Dalam memenuhi kebutuhannya seseorang akan berperilaku sesuai dengan dorongan yang dimiliki dan apa yang mendasari perilakunya, untuk itu dapat dikatakan bahwa dalam diri seseorang ada kekuatan yang mengarah kepada tindakannya. Teori motivasi merupakan konsep yang bersifat memberikan penjelasan tentang kebutuhan dan keinginan seseorang serta menunjukkan arah tindakannya. Motivasi seseorang berasal dari interen dan eksteren.
Herpen et al. (2002); hasil penelitiannya mengatakan bahwa motivasi seseorang berupa intrinsik dan ekstrinsik Sedangkan Gacther and falk (2000), Kinman and Russel (2001); Motivasi intrinsik dan ekstrinsik sesuatu yang sama-sama mempengaruhi tugas seseorang. Kombinasi insentive intrinsik dan ekstrinsik merupakan kesepakatan yang ditetapkan dan berhubungan dengan psikologi seseorang. 
 Berbagai teori motivasi yang ada salah satunya adalah Porter Lawler Model. Persoalan antara kepuasan kerja dan kinerja muncul sejak adanya gerakan hubungan antar manusia. Sebenarnya dalam teori muatan tersirat adanya bahwa kepuasan mengarah kepada kinerja dan tidak kepuasan menurunkan kinerja. Porter Lawler menyatakan bahwa proses kognitif dalam persepssi memainkan suatu peran sentral bahwa hubungan antara kepuasan dan kinerja berhubungan secara langsung dengan suatu model motivasi.
Menurut Mondy and Noe (1996:358); Direct financial compensation consist of the pay that a person receives in the form of wages salaries, bonuses and commissions.

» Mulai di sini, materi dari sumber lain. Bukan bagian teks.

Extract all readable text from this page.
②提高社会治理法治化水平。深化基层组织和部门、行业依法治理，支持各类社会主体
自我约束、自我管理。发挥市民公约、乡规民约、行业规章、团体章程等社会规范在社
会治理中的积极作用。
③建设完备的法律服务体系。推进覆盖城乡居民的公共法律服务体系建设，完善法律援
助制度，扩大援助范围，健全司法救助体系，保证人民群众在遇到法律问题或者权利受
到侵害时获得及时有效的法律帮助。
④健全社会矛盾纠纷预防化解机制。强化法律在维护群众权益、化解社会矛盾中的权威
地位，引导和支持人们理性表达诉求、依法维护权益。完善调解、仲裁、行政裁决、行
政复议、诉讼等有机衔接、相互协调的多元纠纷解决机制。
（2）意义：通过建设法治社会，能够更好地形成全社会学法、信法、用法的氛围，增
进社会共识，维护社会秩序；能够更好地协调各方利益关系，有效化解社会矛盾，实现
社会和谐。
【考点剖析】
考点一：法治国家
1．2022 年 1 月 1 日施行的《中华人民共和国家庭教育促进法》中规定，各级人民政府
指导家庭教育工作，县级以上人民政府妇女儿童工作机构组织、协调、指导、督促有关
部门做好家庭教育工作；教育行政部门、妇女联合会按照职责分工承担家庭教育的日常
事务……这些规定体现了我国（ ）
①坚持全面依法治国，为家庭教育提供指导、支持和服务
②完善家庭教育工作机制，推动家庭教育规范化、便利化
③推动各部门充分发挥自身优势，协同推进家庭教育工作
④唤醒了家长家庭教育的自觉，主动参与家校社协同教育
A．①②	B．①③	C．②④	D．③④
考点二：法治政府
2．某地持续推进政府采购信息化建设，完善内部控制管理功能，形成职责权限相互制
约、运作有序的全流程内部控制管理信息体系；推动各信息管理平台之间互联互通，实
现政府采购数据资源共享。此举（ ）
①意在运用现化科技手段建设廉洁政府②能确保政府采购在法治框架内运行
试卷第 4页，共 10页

Indirect financial compensation (benefits) includes all financial rewards that are not included direct compensation.
(Menurut Mondy dan Noe (1996: 358); Kompensasi finansial langsung terdiri dari bayaran yang diterima seseorang dalam bentuk gaji gaji, bonus dan komisi. Kompensasi keuangan tidak langsung (manfaat) mencakup semua imbalan keuangan yang tidak termasuk kompensasi langsung.)
 Menurut Gitosudarmo (1986) motivasi atau dorongan kepada karyawan untuk bersedia bekerja sama demi tercapainya tujuan bersama atau tujuan perusahaan ini terdapat dua macam yaitu:
a.   Motivasi finansial yaitu dorongan yang dilakukan dengan memberikan imbalan finansial kepada karyawan. Imbalan tersebut sering disebut Insentif;
b.     Motivasi non finansial yaitu dorongan yang diwujudkan tidak dalam bentuk finansial, akan tetapi berupa hal-hal seperti pujian, penghargaan, pendekatan manusiawi dan lain sebagainya.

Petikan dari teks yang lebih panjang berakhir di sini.